Save the date for the Liwa Date Festival
The Liwa Date Festival may be just eight years old, but the fruit of the date palm tree has been an integral part of this land – and the survival of its inhabitants – for thousands of years. This year, the festival takes place from July 12-18 and is well worth the drive to the Western Region to celebrate the culture of the UAE. Before you go, make sure to brush up on your date facts with this handy guide.
See this feature as it appeared in print.

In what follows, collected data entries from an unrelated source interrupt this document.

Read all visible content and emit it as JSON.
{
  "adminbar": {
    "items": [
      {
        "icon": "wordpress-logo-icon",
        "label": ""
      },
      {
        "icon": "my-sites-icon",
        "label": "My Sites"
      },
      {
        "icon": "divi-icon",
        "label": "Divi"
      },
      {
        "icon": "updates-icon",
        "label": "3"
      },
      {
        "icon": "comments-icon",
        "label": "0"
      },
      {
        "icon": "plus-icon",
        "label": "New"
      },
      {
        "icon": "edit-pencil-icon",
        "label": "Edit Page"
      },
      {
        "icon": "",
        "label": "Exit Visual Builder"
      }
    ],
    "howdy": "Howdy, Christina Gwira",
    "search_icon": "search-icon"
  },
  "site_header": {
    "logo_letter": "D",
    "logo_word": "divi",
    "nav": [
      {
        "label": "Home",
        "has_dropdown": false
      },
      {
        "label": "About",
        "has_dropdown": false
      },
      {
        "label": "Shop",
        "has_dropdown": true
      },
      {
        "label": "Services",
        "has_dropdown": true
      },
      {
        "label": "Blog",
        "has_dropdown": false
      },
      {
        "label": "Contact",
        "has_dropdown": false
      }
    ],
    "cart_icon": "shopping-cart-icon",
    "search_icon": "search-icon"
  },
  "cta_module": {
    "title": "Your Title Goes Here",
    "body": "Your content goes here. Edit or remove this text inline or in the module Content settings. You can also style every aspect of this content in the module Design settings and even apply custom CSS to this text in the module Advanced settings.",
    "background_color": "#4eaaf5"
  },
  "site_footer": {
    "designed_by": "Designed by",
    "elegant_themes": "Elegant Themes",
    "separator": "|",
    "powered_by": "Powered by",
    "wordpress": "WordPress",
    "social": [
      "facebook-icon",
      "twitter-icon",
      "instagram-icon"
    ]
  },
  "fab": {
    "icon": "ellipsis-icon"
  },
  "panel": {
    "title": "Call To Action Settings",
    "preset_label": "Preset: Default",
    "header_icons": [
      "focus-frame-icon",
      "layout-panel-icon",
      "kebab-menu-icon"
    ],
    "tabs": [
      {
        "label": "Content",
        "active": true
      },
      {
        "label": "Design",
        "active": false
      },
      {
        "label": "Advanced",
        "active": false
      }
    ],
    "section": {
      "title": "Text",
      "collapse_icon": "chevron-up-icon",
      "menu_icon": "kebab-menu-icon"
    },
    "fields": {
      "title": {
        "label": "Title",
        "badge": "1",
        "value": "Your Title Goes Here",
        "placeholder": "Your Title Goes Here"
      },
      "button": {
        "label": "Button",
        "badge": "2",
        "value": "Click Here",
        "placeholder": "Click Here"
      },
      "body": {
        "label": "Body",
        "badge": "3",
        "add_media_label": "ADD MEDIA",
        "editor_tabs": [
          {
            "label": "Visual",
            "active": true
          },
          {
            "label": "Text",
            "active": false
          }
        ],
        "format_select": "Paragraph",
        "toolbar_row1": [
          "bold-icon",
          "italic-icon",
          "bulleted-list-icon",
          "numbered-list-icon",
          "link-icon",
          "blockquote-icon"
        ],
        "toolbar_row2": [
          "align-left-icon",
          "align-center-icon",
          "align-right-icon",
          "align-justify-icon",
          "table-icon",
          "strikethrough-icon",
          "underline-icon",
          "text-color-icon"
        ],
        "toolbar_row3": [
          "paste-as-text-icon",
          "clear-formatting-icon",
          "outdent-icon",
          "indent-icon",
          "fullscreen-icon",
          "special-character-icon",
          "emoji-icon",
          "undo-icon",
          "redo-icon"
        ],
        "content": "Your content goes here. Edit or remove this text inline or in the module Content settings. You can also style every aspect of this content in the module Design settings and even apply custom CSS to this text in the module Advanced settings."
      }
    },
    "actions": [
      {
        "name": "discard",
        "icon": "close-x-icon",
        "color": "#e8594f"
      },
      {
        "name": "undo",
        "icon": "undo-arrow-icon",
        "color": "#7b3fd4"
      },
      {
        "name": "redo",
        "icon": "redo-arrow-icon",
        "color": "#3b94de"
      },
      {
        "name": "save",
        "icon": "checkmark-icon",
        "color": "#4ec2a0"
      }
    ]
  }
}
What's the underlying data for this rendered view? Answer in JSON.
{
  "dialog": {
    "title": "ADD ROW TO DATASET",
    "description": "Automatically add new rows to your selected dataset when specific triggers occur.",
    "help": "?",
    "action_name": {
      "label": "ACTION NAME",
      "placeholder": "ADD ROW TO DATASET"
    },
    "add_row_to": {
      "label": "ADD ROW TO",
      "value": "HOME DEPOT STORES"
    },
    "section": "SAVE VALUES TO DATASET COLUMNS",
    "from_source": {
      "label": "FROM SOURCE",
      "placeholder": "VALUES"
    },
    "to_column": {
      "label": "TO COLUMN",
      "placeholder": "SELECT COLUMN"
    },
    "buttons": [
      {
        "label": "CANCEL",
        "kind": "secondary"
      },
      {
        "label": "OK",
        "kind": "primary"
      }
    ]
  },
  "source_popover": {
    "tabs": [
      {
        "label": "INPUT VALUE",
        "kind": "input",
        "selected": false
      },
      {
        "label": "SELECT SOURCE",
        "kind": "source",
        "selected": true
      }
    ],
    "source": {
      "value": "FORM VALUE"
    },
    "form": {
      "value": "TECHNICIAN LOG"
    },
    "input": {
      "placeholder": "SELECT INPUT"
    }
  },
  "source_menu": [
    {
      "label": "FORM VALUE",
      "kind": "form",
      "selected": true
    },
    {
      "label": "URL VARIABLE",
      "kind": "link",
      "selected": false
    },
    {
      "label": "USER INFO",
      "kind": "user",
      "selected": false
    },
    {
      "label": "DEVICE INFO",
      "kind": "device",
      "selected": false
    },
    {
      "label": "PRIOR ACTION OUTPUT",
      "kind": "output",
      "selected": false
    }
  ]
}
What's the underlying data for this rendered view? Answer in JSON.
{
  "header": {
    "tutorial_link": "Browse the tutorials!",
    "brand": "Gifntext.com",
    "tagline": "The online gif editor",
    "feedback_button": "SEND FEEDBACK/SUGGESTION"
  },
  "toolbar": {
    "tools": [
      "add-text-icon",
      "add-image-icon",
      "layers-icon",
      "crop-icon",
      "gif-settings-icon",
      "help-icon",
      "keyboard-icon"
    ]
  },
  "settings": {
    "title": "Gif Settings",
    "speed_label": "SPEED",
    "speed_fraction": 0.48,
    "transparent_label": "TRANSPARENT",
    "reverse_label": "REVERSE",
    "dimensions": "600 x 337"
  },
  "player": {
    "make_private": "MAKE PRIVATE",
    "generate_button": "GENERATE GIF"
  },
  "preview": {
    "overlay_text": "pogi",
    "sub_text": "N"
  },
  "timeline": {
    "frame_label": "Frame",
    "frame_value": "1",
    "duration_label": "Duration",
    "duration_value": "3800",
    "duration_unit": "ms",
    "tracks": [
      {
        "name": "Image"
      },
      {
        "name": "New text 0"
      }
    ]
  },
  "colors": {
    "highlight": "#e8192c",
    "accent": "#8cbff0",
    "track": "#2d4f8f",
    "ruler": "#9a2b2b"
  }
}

• The UAE makes up 33 per cent of world date exports, according to www.visitabudhabi.ae, with 266,000 tonnes of dates annually
• Seven types of Ratab date: Khallas, Dabbas, Abu Maan, Khanizi, Fardh, Nukhba, and A'adj
• The date palm tree is known as Phoenix dactilyfera; the earliest evidence of date palm cultivation comes from Lower Mesopotamia (in Iraq) from around 3000 BC, according to the UAE University website
The Date Festival
• Only the Retab (half-ripe) date is allowed, and only grown in the UAE
• For the second year in a row, locally grown mangoes and lemons will also be judged
• Last year, more than 70,000 people attended the festival
• There is more to see than just dates: on the way, check out the Emirates National Auto Museum or, when there, the grand Moreeb Dune; stay at Qasr Al Sarab, Tilal Liwa Hotel or the Liwa Hotel
• Dates are high in fibre, antioxidants, vitamin A, iron, potassium and copper. They are said to help prevent eyesight degradation and certain cancers
• Fresh dates are a good source of vitamin C, although most of the vitamin is lost during the drying process, meaning dried dates contain only very small amounts of the vitamin
• Because of their high sugar content, breaking fast with dates adds a quick shot of nutritional energy to the body and supresses the immediate hunger, helping to avoid overeating
• Average nutritional information for four medium dried dates: 140 calories, 1g protein, 0g fat, 37g carbohydrates, 4g fibre, 0g cholesterol, 0g sodium
• Add chopped dates to cold or hot cereal; spinach or whole-grain salads; or stuff dates with toasted nuts, such as almonds or walnuts, and dip in melted dark chocolate. Sprinkle with toasted coconut
• Or try Martha Stewart's date squares:
2 cups dates, pitted and diced
1 cup water
1 pinch of salt
Zest and juice of 1 lemon
12 tablespoons (1 ½ sticks) unsalted butter, plus more for pan
1 ½ cups all-purpose flour
1 ½ cups quick-cooking oats
1 cup packed light-brown sugar
½ teaspoon baking soda
Place dates in a saucepan with water, salt, and lemon zest and juice. Cook over medium heat until dates are soft, about 12 minutes. Remove from heat; let cool before using. This is the date paste.
Preheat oven to 350° Farenheit (175° Celsius). Butter an 8-by-8-by-2-inch baking pan, and set aside. In a large bowl, combine flour, oats, brown sugar and baking soda. Add butter and blend with your fingertips until mixture resembles coarse crumbs.
Transfer two-thirds of the crumb mixture into prepared pan, and press into bottom and up sides. Spread date paste over bottom layer of the dough. Cover with remaining crumb mixture.
Bake until golden brown, about 35 minutes. Transfer pan to a wire rack to cool completely. Invert onto a plate, then back onto a cutting board. Cut into two-inch squares. Store in an airtight container for up to a week.